Don SoOoDa SoOoDa itibaren Meadowbank, PE, Kanada
Nana Chuck Palahniuk hakkında okuduğum ilk romandı, Dövüş Kulübü'nü okumak istedim, ama bazen "burada" kitap almak zordur ve "orada" onları İspanyolca olarak almak zordur ... kısacası Nana; Palahniuk'un altıncı romanı, 1999'da yazıldı. İlk satırdan Nana beni sevdiğim için değil, yakaladı, romanın beni yakalayan sağlam bir dokunaç atmasıydı. Her şeyden biraz var ve ilk başta oldukça rahatsız edici, ama sizi alıyor ve kendinizi bırakıyorsunuz. Palahniuk, yazmak için çok teşekkür ettiğim, hapı kahverengileşmediği, açıklamalarında kendini açıklamadığı, hayır, o noktaya geldiğini ve beklerseniz ya da söylemediğinizde bir lanet vermediği yazarlardan biridir. Çok fazla ya da değil. Kesinlikle Palahniuk bir yazar "neredeyse çok fazla": dayanmamak üzereyken, anlatım gevşer ve bir inci atar ... güzel bir şey, insan bir şey, hayır demek için çok doğru ve dürüst bir şey ve daha fazlası için böyle devam edersin tarihin saçma ve tuhaf olması. Nana garip bir hikaye, ama onu okuyan kişiye ve onu okuyacak olana karşı samimi olmak, soruyorum, kullanmaz mıydınız? Palahniuk üzerinde araştırma yapan Wikipedia'nın mükemmel bir makalesi var, şunu buldum: “1999 yılı Palahniuk'un hayatına büyük bir kişisel trajedi getirdi. O sırada babası Fred, Kismet başlığı altında bir irtibat duyurusu ile tanıştığı Donna Fontaine adında bir kadınla çıkmaya başlamıştı. Fontaine, eski erkek arkadaşı Dale Shackleford'u cinsel istismar için hapse göndermeyi başarmıştı. Shackleford, hapisten çıktığı anda Fontaine'i öldürmek için yemin etmişti. Palahniuk, Fontaine'in iletişim duyurusu ile onu Shackleford'dan korumak için "bulabileceği en büyük adamı" aradığına inanıyor ve babasının bu tanıma uyması. Serbest bırakıldıktan sonra Shackleford, çıktıktan sonra Fontaine ve Fred Palahniuk'u Kendrick'teki (Idaho) evine kadar takip etti. Shackleford daha sonra ikisini de vurdu ve cesetlerini Fontaine'in kulübesine sürükledi. 2001 ilkbaharında, Shackleford iki kez birinci derece cinayetten hüküm giymiş ve ölüm cezasına çarptırılmıştır. Bu olaylara paralel olarak Palahniuk, Nana romanı üzerinde çalışmaya başladı. Belirttiği gibi, Shackleford'un ölüm cezasına çarptırılmasına karar vermesine yardımcı olmak için romanı yazdı. ”Bu yüzden bu romanı birçok kez tekrar okuyacağım, çünkü nefret, yaşam, ölüm, toplum, bağışlama ve sevgiyi bırakamam.
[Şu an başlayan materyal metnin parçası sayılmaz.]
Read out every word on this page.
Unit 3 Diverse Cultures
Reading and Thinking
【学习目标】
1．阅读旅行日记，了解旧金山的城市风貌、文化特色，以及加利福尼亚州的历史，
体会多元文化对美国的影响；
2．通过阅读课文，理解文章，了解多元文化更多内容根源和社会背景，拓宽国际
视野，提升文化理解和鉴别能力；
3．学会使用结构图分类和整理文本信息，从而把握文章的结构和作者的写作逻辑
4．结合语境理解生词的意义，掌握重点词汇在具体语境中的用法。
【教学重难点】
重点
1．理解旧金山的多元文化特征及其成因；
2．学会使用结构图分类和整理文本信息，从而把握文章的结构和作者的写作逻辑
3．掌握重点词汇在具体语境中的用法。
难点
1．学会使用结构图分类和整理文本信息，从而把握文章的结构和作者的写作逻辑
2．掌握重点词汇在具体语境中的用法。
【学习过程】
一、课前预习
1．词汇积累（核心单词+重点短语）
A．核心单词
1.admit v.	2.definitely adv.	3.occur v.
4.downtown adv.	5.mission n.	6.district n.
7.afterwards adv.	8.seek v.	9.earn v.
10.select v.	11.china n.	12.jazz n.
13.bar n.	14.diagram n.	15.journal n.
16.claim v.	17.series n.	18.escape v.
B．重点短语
Bu kitap gerçekten büyüleyici - buz aslında oldukça garip bir maddedir çünkü bir katı kadar sıvıdan daha az yoğundur. Ve olmasaydı, doğal dünyanın çoğu farklı görünüyordu. Ayrıca, kutup ayıları.
Not a book I would typically choose for myself, but my hubby insisted I read it. I was wonderfully surprised by the rich content hiding between the pages of this (gasp!) historical fiction...
this was good. a 3 good, but good. 5 is a big number. Ask me again once I've read the 2nd book. then we'll talk. lovely, lovely art though.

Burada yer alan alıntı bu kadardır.